Si tratta di una grande caverna risultante dal franare di enormi massi sullo scosceso fianco della montagna. Era già stata descritta nel libro Alle porte d’Italia dallo scrittore Edmondo De Amicis, che la visitò nel corso di un’escursione in Val d’Angrogna.
Il luogo e il nome che lo ricorda, Chiesa nella tana, testimonia che per secoli fu proibita al popolo la lettura della Bibbia e la sua predicazione. Chi riceveva in casa un predicatore poteva essere accusato e condannato dal tribunale dell’Inquisizione.
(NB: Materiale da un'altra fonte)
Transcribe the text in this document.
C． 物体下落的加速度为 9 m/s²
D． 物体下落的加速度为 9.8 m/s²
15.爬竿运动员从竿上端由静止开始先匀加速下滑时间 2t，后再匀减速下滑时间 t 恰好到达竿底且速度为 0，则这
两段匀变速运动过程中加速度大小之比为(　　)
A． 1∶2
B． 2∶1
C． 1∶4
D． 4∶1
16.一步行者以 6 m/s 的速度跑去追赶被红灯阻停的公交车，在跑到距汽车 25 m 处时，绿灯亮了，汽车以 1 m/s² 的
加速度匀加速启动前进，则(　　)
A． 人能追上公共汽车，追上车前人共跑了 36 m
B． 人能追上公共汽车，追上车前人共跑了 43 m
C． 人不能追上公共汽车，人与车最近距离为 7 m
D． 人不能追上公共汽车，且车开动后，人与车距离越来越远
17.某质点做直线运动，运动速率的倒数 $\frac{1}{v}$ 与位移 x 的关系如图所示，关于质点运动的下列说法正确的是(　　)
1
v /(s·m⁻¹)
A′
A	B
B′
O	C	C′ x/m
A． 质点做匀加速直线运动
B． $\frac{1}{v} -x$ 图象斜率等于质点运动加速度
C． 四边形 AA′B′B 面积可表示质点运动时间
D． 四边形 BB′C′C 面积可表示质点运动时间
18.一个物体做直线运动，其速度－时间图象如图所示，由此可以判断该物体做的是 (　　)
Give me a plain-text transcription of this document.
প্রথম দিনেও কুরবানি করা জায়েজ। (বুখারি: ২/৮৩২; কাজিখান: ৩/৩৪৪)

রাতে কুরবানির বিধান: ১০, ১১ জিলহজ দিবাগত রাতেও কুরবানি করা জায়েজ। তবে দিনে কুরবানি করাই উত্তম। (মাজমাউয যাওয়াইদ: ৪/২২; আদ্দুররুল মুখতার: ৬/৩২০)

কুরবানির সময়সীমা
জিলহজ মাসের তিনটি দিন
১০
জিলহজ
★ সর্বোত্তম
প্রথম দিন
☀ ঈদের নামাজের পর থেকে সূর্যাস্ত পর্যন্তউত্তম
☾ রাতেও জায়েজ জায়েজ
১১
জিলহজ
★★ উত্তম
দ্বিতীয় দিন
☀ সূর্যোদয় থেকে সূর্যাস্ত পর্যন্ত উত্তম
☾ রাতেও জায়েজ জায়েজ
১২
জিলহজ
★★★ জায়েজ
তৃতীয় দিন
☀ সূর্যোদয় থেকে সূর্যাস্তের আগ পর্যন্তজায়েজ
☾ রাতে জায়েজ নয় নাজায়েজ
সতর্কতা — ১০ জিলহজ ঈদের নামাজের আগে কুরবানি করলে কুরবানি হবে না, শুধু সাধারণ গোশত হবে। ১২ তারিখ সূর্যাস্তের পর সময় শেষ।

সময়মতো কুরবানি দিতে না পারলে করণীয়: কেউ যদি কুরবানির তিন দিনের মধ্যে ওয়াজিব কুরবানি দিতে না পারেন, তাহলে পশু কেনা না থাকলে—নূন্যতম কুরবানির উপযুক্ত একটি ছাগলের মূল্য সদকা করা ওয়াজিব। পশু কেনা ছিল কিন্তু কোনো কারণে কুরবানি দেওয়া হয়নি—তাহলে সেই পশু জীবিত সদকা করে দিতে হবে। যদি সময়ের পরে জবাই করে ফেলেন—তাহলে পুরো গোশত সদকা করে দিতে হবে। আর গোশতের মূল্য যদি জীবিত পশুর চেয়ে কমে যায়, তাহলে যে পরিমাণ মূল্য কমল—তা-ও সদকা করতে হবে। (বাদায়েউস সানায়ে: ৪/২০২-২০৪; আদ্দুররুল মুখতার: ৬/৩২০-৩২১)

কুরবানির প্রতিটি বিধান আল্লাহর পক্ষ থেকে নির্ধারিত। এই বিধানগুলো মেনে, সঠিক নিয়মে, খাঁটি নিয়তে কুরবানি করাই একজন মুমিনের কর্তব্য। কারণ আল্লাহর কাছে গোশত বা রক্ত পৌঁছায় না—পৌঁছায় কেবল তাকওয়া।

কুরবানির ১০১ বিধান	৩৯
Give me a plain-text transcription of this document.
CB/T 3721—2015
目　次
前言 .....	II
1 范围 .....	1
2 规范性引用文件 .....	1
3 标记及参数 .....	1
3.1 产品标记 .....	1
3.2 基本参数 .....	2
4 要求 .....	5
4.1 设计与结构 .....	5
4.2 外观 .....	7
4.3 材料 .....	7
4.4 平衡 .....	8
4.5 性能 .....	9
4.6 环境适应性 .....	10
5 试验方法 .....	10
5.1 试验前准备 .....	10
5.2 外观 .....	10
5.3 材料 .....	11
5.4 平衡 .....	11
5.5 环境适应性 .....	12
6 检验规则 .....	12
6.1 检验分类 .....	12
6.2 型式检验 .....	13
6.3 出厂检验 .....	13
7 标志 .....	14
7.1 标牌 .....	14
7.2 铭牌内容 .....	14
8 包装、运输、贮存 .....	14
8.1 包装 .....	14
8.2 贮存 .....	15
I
I Valdesi perciò per pregare e lodare Dio insieme al Barba si rifugiavano in luoghi nascosti: la tradizione vuole che la Gueiza d’la tana sia stato uno di questi luoghi.
In realtà, non è raro trovare nelle Alpi cavità del terreno più meno profonde o caverne come questa, con tutta probabilità usata dall’uomo come rifugio fin da quando è giunto nella valle, e che la fantasia popolare ha sempre ritenuto abitate da personaggi misteriosi: folletti, fate, orchi. Quelle della Val d’Angrogna sono invece popolate da uomini e donne legati a ciò che costituisce l’identità profonda della comunità valdese: la storia.
È probabile che il toponimo abbia origine antica, ma il luogo assume rilievo particolare agli inizi dell’Ottocento quando diventa una delle tappe obbligate per i viaggiatori inglesi in visita alle Valli. E’ poco probabile, però, che i valdesi abbiano scelto un luogo che poteva risultare pericoloso per le loro adunanze: i documenti parlano più di località appartate, boschi, radure; in caso di attacco la grotta diventa infatti una trappola senza via di scampo.